Dichiarazione choc per Mastelloni, che ha affermato senza peli sulla lingua di sopravvivere grazie alla generosità dei suoi amici, soprattutto di Barbara, figlia di Marcello Mastroianni:

“Io ormai mangio solo quello che i supermercati mettono in offerta speciale e se non avessi Barbara Mastroianni, la figlia di Marcello, che mi aiuta, non so come farei”.

Mastelloni risulta particolarmente amareggiato in quanto, pur avendo sempre lavorato sodo, ha una pensione calcolata sugli ultimi tre anni di retribuzione, quelli meno fruttuosi della sua carriera:

“Eppure io ho fatto i miei primi versamenti nel 1965 e dal 1968 per un lunghissimo periodo lavorando in Rai ho versato tramite loro moltissimi contributi.

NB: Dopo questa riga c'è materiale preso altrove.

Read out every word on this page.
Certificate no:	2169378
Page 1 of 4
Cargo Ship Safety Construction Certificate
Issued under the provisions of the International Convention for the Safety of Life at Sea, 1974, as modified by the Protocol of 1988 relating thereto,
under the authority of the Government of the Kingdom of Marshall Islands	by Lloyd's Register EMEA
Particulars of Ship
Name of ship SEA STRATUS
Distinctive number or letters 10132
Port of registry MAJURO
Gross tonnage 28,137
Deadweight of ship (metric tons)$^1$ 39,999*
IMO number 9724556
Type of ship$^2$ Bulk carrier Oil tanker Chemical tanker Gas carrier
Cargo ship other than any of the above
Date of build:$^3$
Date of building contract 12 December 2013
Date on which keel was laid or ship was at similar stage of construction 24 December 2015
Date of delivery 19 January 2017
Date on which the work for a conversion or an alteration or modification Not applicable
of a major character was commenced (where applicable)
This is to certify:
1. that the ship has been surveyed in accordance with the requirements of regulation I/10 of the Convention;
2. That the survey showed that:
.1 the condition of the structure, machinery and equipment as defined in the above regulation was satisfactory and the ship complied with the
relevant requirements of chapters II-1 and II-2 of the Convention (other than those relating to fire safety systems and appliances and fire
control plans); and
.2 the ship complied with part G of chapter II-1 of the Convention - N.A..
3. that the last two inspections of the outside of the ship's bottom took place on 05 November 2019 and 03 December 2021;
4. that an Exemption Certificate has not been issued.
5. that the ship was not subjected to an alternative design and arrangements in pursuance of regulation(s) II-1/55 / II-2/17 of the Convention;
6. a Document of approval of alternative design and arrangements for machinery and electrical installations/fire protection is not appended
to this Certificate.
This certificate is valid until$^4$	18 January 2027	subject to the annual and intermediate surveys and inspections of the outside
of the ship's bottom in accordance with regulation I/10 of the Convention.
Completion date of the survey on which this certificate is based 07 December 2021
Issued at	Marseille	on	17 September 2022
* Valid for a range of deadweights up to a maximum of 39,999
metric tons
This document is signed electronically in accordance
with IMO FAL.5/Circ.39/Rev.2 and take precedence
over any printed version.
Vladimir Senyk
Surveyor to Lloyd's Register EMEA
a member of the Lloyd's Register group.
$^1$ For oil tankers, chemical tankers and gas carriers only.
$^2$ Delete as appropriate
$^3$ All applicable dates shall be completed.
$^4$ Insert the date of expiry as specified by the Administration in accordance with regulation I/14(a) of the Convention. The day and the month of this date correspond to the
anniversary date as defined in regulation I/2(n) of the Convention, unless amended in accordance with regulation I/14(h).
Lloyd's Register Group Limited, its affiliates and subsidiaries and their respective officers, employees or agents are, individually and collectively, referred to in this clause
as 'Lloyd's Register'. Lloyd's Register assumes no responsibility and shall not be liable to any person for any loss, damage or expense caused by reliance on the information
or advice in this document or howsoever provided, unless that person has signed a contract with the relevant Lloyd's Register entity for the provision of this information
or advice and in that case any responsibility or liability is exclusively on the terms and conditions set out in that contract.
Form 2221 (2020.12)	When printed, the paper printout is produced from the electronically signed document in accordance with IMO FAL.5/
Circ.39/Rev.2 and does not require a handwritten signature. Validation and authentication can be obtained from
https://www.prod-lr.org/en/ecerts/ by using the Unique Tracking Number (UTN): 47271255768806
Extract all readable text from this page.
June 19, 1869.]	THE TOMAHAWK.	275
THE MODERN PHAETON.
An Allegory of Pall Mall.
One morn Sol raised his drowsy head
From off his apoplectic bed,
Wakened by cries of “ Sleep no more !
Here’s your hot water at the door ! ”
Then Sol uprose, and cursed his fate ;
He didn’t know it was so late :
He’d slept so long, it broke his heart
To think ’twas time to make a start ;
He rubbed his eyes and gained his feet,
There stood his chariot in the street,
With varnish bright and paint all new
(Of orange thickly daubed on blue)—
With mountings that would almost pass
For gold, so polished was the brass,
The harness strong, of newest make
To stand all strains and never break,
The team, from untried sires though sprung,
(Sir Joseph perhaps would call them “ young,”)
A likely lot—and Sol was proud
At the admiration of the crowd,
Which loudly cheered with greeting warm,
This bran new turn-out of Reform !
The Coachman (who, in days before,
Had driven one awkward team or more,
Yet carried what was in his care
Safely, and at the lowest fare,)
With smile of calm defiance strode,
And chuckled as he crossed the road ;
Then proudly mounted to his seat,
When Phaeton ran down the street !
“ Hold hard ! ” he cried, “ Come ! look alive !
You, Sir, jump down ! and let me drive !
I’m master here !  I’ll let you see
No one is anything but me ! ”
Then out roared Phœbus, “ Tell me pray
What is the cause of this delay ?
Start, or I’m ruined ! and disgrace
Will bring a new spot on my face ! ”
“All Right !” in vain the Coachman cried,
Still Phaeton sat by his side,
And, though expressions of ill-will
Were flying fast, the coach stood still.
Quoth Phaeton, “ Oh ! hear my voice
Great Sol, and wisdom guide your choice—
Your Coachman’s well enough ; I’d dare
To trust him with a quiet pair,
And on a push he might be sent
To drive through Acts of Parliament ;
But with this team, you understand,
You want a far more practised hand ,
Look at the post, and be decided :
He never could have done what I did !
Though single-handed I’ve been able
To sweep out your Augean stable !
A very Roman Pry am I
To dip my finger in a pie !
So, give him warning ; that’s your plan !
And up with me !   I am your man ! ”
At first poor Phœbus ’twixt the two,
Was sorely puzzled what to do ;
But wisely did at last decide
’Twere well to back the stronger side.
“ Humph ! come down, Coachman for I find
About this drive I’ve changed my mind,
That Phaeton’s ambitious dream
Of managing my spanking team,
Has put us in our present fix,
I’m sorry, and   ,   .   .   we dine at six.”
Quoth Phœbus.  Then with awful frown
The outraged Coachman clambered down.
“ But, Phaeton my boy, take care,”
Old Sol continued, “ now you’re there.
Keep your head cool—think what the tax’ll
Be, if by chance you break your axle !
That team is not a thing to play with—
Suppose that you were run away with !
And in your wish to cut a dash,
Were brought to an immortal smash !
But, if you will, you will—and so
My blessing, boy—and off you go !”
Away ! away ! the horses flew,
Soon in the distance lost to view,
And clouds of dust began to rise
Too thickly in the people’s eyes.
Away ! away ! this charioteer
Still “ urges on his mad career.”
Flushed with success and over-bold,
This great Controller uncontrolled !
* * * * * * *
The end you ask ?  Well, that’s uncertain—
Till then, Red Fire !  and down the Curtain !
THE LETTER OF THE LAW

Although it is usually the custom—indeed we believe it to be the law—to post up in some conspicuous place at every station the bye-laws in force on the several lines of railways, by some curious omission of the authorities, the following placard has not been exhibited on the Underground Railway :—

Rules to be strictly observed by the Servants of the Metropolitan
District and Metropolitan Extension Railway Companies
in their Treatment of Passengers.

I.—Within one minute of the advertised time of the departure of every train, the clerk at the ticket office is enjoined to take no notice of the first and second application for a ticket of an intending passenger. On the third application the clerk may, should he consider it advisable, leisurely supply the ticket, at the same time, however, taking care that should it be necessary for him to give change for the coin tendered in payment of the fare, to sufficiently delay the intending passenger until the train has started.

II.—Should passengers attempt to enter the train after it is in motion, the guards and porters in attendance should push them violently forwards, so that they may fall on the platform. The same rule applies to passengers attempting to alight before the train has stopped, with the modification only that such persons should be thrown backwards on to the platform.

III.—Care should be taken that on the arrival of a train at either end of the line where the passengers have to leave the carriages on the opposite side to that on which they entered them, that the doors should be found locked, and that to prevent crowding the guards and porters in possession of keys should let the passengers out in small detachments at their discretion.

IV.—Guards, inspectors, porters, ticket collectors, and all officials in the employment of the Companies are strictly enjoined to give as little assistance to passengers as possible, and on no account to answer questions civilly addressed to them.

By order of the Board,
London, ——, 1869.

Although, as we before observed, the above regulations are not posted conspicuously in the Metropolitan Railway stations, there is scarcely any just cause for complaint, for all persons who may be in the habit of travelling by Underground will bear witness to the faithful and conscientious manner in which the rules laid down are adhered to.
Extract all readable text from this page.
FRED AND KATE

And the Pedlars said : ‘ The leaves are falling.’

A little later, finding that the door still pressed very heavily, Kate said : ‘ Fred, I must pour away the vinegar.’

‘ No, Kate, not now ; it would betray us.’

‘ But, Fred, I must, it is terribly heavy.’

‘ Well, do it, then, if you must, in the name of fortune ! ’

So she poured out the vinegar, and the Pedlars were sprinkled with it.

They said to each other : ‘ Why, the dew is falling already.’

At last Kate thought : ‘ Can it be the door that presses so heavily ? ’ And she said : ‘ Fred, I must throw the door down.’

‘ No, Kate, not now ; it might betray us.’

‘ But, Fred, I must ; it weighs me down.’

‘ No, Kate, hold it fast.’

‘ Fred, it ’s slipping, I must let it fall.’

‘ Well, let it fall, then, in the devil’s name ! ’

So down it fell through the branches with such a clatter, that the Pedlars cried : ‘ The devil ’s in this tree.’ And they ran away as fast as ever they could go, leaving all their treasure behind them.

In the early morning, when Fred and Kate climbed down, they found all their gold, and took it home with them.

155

Ed è mai possibile che mi debba trovare in condizioni di indigenza? Che me ne faccio allora di essere considerato un maestro del teatro?”.

Per sopperire al suo problema economico l’artista, per ora, ha chiesto di poter usufruire della Legge Bacchelli, mentre continua a sopravvivere con l’aiuto non solo della Mastroianni ma anche del collega Gino Paoli che, tramite la Siae, gli fa recapitare un contributo di 10 euro al giorno come “artista di chiara fama in situazione di indigenza”.